Back to some less giggle-inducing artwork, with Scorpion and Mileena (I think?) engaged in a gruesome battle to the death. A death that’ll involve one of the fighters swaying around on the spot for a while before collapsing into a heap because I couldn’t remember the button input for a Fatality, if my MK-playing experiences are anything to go by.
The artwork’s good, even if Scorpion’s weapon looks less like a harpoon and more like the world’s most useless shovel, but it did send me on a little quest. I thought the art style looked familiar, which is weird because I am terrible at picking out a particular artist’s look. So, I looked up this issue of GamePro, found out that the cover artist is called John Estes and then spend a wasted half an hour looking for my Hellraiser comics because I was sure Estes had done some work on them. That’s just the kind of exciting, fast-paced life I lead, folks. Anyway, it turns out it was actually the much more famous Alex Ross in the Hellraiser comics, and also I can’t find my Hellraiser comics. You should check them out some time if you like the Hellraiser movies, some of them are rather good and definitely a lot more fun than watching the later Hellraiser movies. Then again, so is rolling around in a bottle bank with live centipedes in your underwear.

Gamers


Another cover with artwork that I’d describe as – and I mean this completely without negative connotations - “charmingly amateurish,” this time from Brazilian mag Gamers.

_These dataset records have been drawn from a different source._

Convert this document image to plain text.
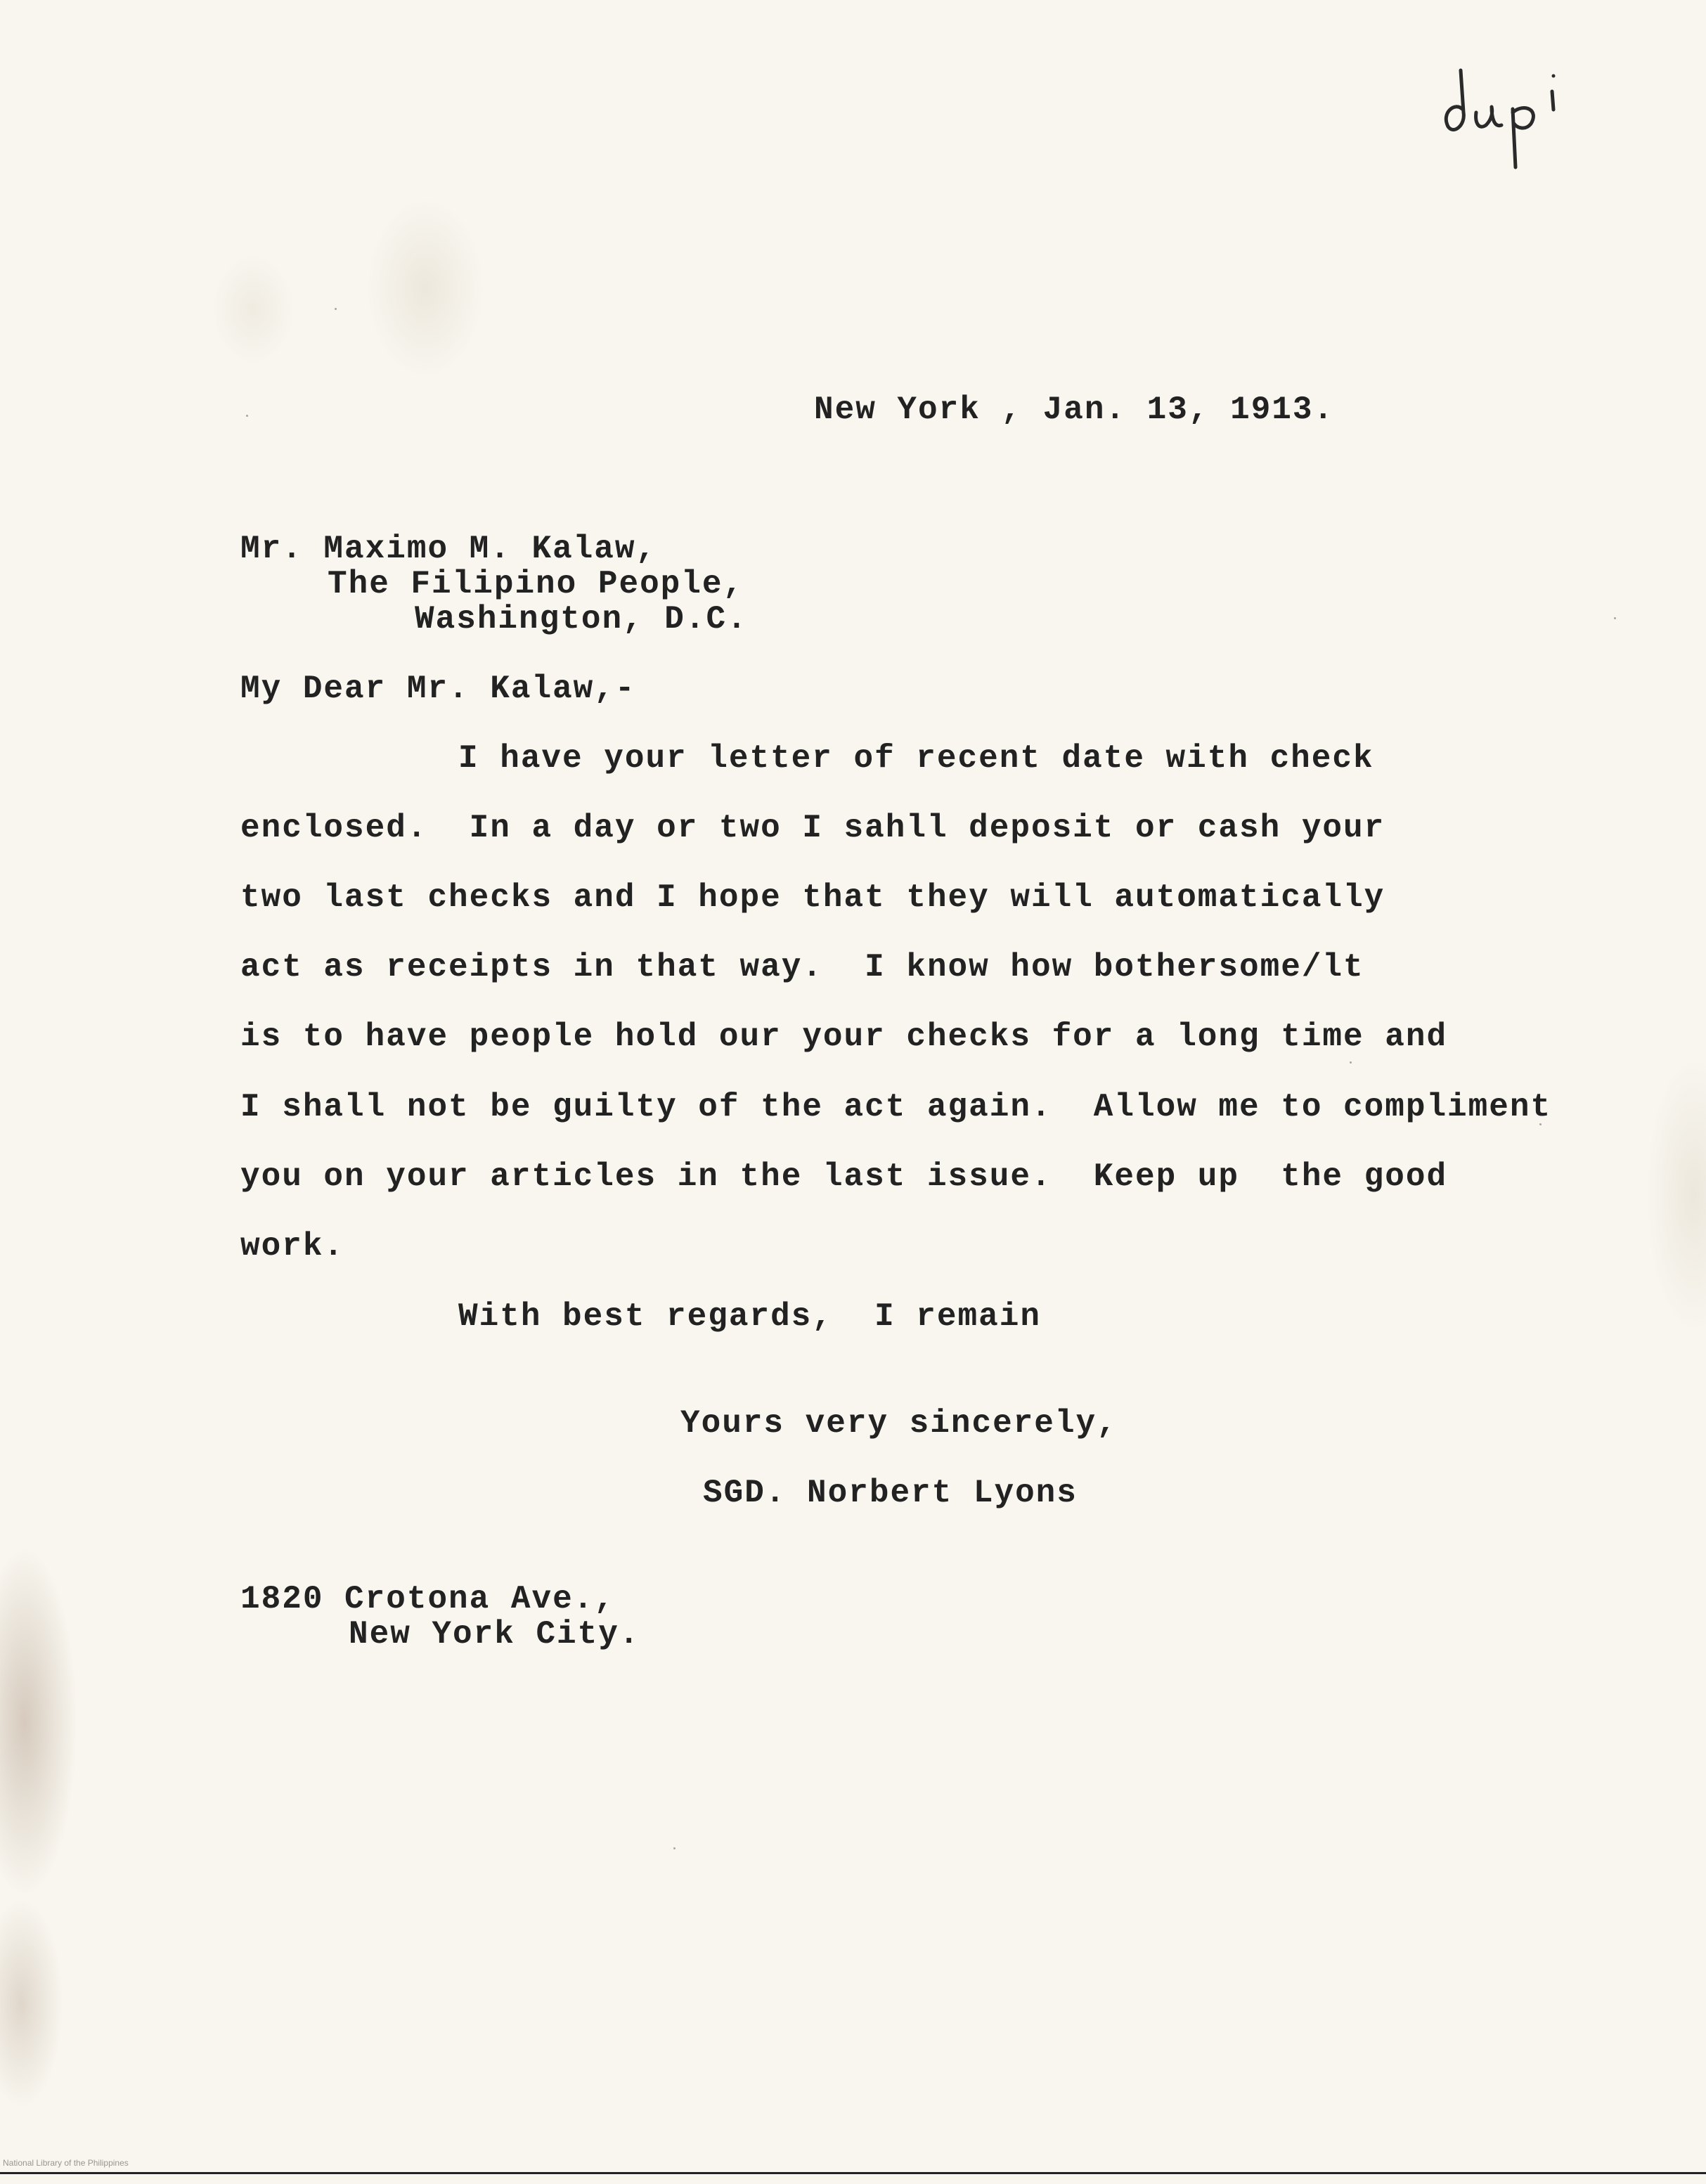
New York , Jan. 13, 1913.
Mr. Maximo M. Kalaw,
The Filipino People,
Washington, D.C.
My Dear Mr. Kalaw,-
I have your letter of recent date with check
enclosed.  In a day or two I sahll deposit or cash your
two last checks and I hope that they will automatically
act as receipts in that way.  I know how bothersome/lt
is to have people hold our your checks for a long time and
I shall not be guilty of the act again.  Allow me to compliment
you on your articles in the last issue.  Keep up  the good
work.
With best regards,  I remain
Yours very sincerely,
SGD. Norbert Lyons
1820 Crotona Ave.,
New York City.
National Library of the Philippines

I’m sure I’ve seen Sonya’s kicking pose somewhere before, and my brain’s screaming “Cynthia Rothrock movie” at me so maybe that’s it but as we’ve established I’m really bad at picking these things out. The evil queen Sindel is also here, with an outfit that looks like it’s be very uncomfortable on the ol’ bosoms and a hairdo that seems almost toned down from the games, where she sports a barnet that you could confidently slap on a character that was a parody of either Elvira or a washed-up country-and-western singer. Reptile is here too, but based on his expression he hasn’t got a clue why he’s here.

GamePro


Finally for today, I’d like to close out with a lame joke that I’m always happy to reuse. Ready? Ahem…
“He’s behind me, isn’t he?”
Thank you, thank you. I’ll be here all week.